Handshake secures DNS by using a blockchain as the root-of-trust. With a trusted DNS, you can use domain names to attach many different types of information to a name. In this document, we'll describe how you can pin public keys to your Handshake names and subsequently use those keys to login to websites.

For maximum interoperability, we've designed this standard to be compatible with the OIDC authentication protocol.

OIDC and Handshake

Let's walk through a quick example of typical OIDC usage. Suppose you're logging in to a third party website and you want to use your Google account. Google is the "Authorization Server", and Google is responsible for ensuring you type in the correct password.

Now let's walk through how OIDC can work with Handshake.

There are two key differences between typical OIDC usage and OIDC usage with Handshake:

1. Rather than asking the user to provide a password for a specified username, the Authorization Server asks them to sign a challenge using the public key pinned to the specified Handshake name.

2. There is no centralized authority that performs this signature verification. Google is the only authority that can validate Google usernames and passwords. With Handshake, any Authorization Server can perform the verification.

Details

Pin public keys to your Handshake names

In this implementation, a Handshake name is used as a login identifier. The end-user generates a pair of keys where the fingerprint of the public key is stored on a TXT record to prove ownership of the identity.

The _auth Records

A TXT records is added under the subdomain "{deviceId}._auth" of the targeted Handshake name.

v={x};fingerprint={hash}

The deviceId subdomain

Used to support multiple-device. This is a random value generated on the device carrying the identities.

The authv field

Used as identifier in the TXT records, {x} can be used for versioning.

The fingerprint field

Contains the hash of the public key pinned to the specified Handshake name.

Security considerations

The v0 of this protocol is using a pair of keys generated with the algorithm RSA-PSS with a length of 4096 bits. Its associated digest function is SHA-512.
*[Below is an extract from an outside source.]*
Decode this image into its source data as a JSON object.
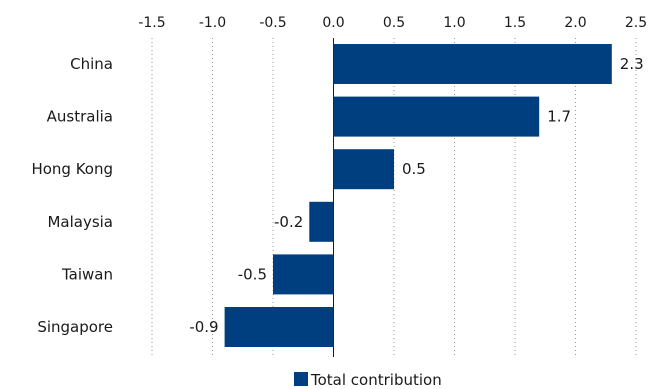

The fingerprint is generated using the digest function SHA-256 against the public key.

In the future, _auth records can be extended to specify the hash function used for the specified identity.
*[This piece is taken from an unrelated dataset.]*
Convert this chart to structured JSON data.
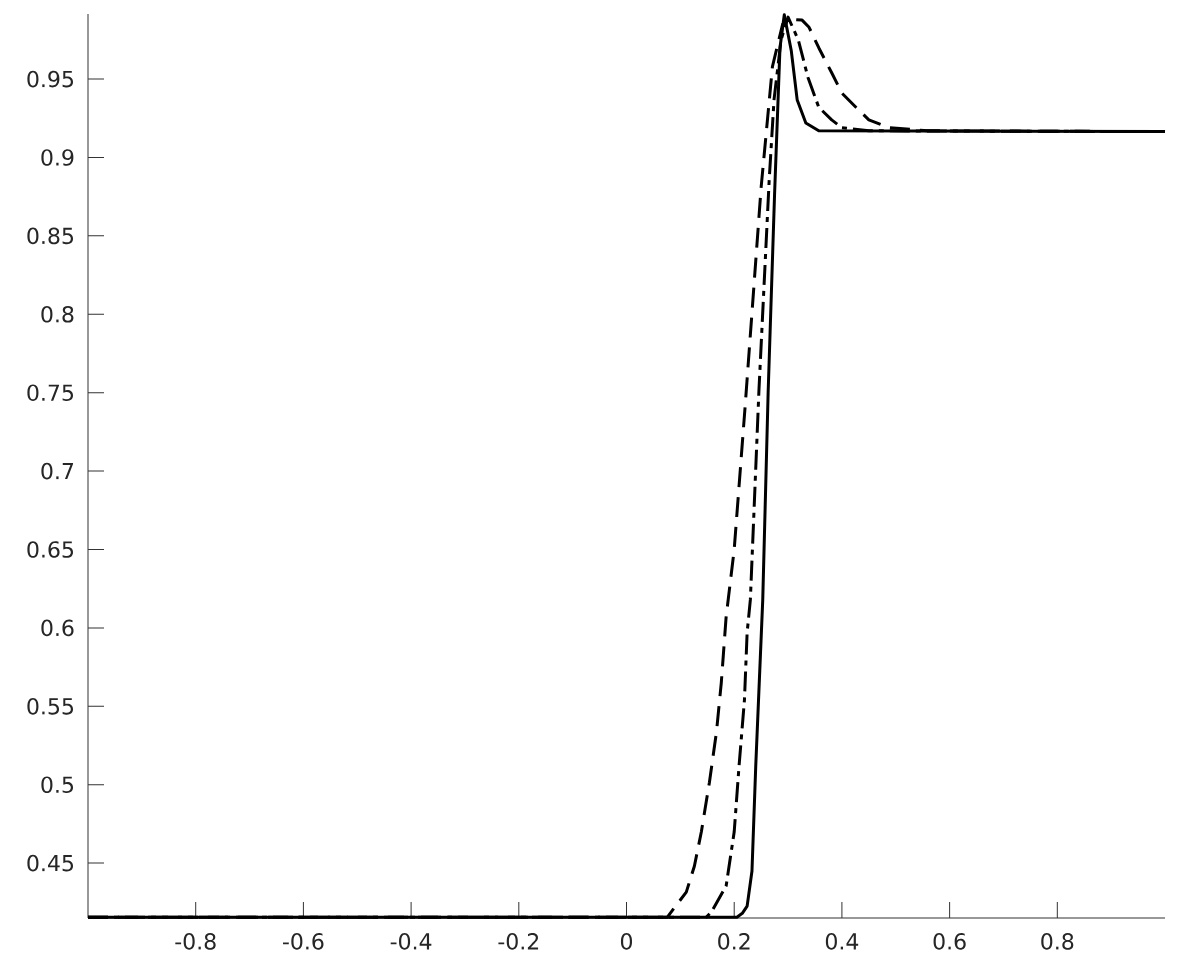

v=n;fingerprint={hash};digest={digest};alg={alg}

The COSE algorithm identifier is defined as a future improvement to dynamically identify the encryption used for the name. A list of valid values can be found here: https://www.iana.org/assignments/cose/cose.xhtml#algorithms

For example to specify a key pair using ECDSA w/ SHA-256 and a SHA-2 256-bit Hash:

v=n;fingerprint={hash};alg=-7;digest=-16

Usage of Handshake with an Authorization Server

Instead of asking the user to provide a password for a specified username, the Authorization Server asks the user to sign a challenge using the private key pinned to the specified Handshake name.
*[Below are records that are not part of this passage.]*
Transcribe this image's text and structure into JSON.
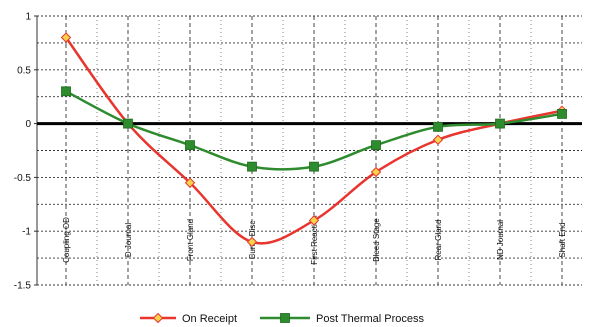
{
  "chart_data": {
    "type": "line",
    "categories": [
      "Coupling OD",
      "D Journal",
      "Front Gland",
      "Curtis Disc",
      "First Reaction",
      "Bleed Stage",
      "Rear Gland",
      "ND Journal",
      "Shaft End"
    ],
    "series": [
      {
        "name": "On Receipt",
        "color": "#e8352e",
        "marker_color": "#f6d34a",
        "marker": "diamond",
        "values": [
          0.8,
          0.0,
          -0.55,
          -1.1,
          -0.9,
          -0.45,
          -0.15,
          0.0,
          0.12
        ]
      },
      {
        "name": "Post Thermal Process",
        "color": "#2e8b2e",
        "marker_color": "#2e8b2e",
        "marker": "square",
        "values": [
          0.3,
          0.0,
          -0.2,
          -0.4,
          -0.4,
          -0.2,
          -0.03,
          0.0,
          0.09
        ]
      }
    ],
    "yticks": [
      "1",
      "0.5",
      "0",
      "-0.5",
      "-1",
      "-1.5"
    ],
    "ylim": [
      -1.5,
      1
    ],
    "grid": true,
    "legend_position": "bottom",
    "zero_line": true
  }
}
The user also provides the public key to allow the Authorization Server to verify this challenge.

The OIDC provider can then compare the fingerprint on the DNS records with the fingerprint of the supplied public key.

This comparison is then determined to be valid by proving that the challenge has been signed by the owner of the key. At this point, the Authorization Server can return a successful Authentication Response.

Security considerations

To prevent replay attacks, the Authorization Server must present the user with a unique challenge for every login attempt. This challenge is the random "state" field provided to the Authorization Server by the application at the start of the OIDC flow. Because the challenge is unique to each login attempt, the client's login payload cannot be replayed. The challenge is signed with RSA-PSS with a salt length of 64 bits.

Once the user receives this challenge, they must sign it with their private key to prove their identity. Then, the Authorization Server can query a trusted Handshake DNS resolver (such as a local full node) to securely verify that the key used to sign the challenge matches the key pinned to the specified Handshake name.